Numerous Short-term Jobs

Temporary or seasonal work is one thing, but a history of short-lived jobs doesn’t look good on a resume. It might mean the person had to quit or were fired or their enthusiasm for new jobs is brief, and they get bored or unhappy with work easily. Your business needs more enduring and dependable employees, so you’ll probably go wrong with a candidate like this.

Unemployment Gaps

If it looks like unemployment is a pattern for an individual, they might not be a good fit. Multiple employment gaps could mean the person is unreliable, difficult to work with, or simply can’t hold down a job.

One or two gaps shouldn’t be a cause for concern. A lot of people have them on their resumes. There are many reasons for gaps: you got sick, you decided to take a new career path, or you took time off to care for a child or sick relative.

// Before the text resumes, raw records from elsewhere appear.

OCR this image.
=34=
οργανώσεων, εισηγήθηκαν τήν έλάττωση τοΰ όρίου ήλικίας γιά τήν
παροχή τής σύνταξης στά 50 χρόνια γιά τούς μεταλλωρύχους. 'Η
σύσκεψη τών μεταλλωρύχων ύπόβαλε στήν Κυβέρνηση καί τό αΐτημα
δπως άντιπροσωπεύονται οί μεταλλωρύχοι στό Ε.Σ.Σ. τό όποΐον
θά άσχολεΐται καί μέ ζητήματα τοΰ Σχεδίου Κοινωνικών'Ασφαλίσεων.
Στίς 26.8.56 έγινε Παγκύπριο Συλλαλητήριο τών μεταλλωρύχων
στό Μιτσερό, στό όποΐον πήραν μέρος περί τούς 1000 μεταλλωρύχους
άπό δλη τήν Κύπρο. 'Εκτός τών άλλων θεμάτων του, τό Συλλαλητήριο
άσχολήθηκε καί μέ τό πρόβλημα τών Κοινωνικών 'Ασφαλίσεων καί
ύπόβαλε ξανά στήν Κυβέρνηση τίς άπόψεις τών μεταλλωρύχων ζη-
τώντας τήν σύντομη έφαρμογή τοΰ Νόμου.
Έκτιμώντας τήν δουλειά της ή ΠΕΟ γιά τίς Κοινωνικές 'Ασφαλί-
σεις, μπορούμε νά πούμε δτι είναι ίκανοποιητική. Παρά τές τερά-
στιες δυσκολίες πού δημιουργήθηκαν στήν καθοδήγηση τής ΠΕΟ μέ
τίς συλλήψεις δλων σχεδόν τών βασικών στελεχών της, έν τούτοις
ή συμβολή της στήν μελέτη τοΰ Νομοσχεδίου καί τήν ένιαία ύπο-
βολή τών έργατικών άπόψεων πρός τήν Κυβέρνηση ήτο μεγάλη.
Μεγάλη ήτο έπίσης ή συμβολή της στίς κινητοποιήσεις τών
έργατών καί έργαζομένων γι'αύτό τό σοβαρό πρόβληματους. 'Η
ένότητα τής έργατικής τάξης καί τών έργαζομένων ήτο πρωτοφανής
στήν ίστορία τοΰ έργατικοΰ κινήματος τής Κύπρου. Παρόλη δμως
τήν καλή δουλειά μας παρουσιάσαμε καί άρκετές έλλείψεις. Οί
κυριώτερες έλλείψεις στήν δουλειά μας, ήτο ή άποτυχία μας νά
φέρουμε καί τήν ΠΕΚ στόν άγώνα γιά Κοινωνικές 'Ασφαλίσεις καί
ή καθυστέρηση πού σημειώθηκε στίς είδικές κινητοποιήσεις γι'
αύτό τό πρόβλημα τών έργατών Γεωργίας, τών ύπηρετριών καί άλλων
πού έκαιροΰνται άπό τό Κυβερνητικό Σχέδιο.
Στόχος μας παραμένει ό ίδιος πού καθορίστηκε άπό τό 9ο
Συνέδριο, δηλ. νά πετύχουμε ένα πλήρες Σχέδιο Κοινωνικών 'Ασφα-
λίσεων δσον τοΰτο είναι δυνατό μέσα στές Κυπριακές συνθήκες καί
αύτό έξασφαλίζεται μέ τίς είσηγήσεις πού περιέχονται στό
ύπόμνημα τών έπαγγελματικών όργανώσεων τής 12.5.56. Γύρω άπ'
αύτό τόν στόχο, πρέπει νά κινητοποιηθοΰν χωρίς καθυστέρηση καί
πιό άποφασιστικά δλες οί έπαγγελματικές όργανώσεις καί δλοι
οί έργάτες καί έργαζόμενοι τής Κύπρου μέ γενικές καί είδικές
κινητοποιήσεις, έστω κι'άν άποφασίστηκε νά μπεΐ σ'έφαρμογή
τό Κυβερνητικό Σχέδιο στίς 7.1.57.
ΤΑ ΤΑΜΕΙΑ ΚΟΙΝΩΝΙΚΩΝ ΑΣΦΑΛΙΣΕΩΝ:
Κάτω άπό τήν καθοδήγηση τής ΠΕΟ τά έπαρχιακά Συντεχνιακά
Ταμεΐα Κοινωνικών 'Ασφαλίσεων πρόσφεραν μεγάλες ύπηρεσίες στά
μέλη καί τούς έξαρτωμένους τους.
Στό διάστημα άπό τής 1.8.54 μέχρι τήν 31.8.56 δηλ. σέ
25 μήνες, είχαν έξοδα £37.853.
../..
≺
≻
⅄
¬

Inconsistencies in Qualifications and Work Experience

Inconsistency is a major red flag as well, and a highly common one. It looks bad when the information you get from a background check is different from what the candidate provided. The candidate may have fabricated experience or qualifications to make themselves look more appealing. It’s important to proceed cautiously when you catch wind of their embellishments. This is character insight that requires serious thought even if the person seems qualified in other areas.

Criminal History

Criminal record checks are a critical and mandatory part of any background screening. As an employer, you must be aware of a potential staff member’s criminal history. The fact that not every incident will prevent you from hiring them is irrelevant here. You don’t want your organization to be held liable if you skip the criminal background check and your hire commits a crime at the workplace.

Passing a check isn’t always contingent on a clean slate. For instance, you might be able to overlook a minor incident or a decade-old one. Your candidate may have been arrested for something, but that doesn’t mean they were convicted. The key aspect to watch for here is how honest they are when asked about their criminal history. Lying about it in the interview or application could be a deal-breaker and being forthright is definitely a good sign. It shows the person can be trusted going forward.

Little or no Relevant Experience

Just like making up experience is a red flag, so is the opposite. You might encounter an applicant who’s omitted relevant jobs. Normally, people want to put their best faces forward when seeking employment. The fact that relevant experience is missing might mean they don’t want you to know about those jobs for some reason. Always ask about such things. The candidate may be able to explain why the information is missing. To get as many details as possible, follow up on any previous jobs you learn about.

Declining a Background Check

The way someone approaches a background check is often telling. So much so, in fact, that you might be able to learn more from that than from the report itself. Candidates have the right to refuse a check, but this could be a red flag, indicating they’re hiding something bad. Every employer wants to hire reliable and honest people.

If your candidate answers questions about their employment, financial, or criminal history in a calm and collected manner during the interview, it shows they’re reliable and qualified. On the other hand, a person who tries to hide relevant aspects of their background might not be suitable for your company.

You need as much information as you can get surrounding the red flags we’ve discussed. Consider any explanations or context you have for them. The best hiring decisions are well-informed ones.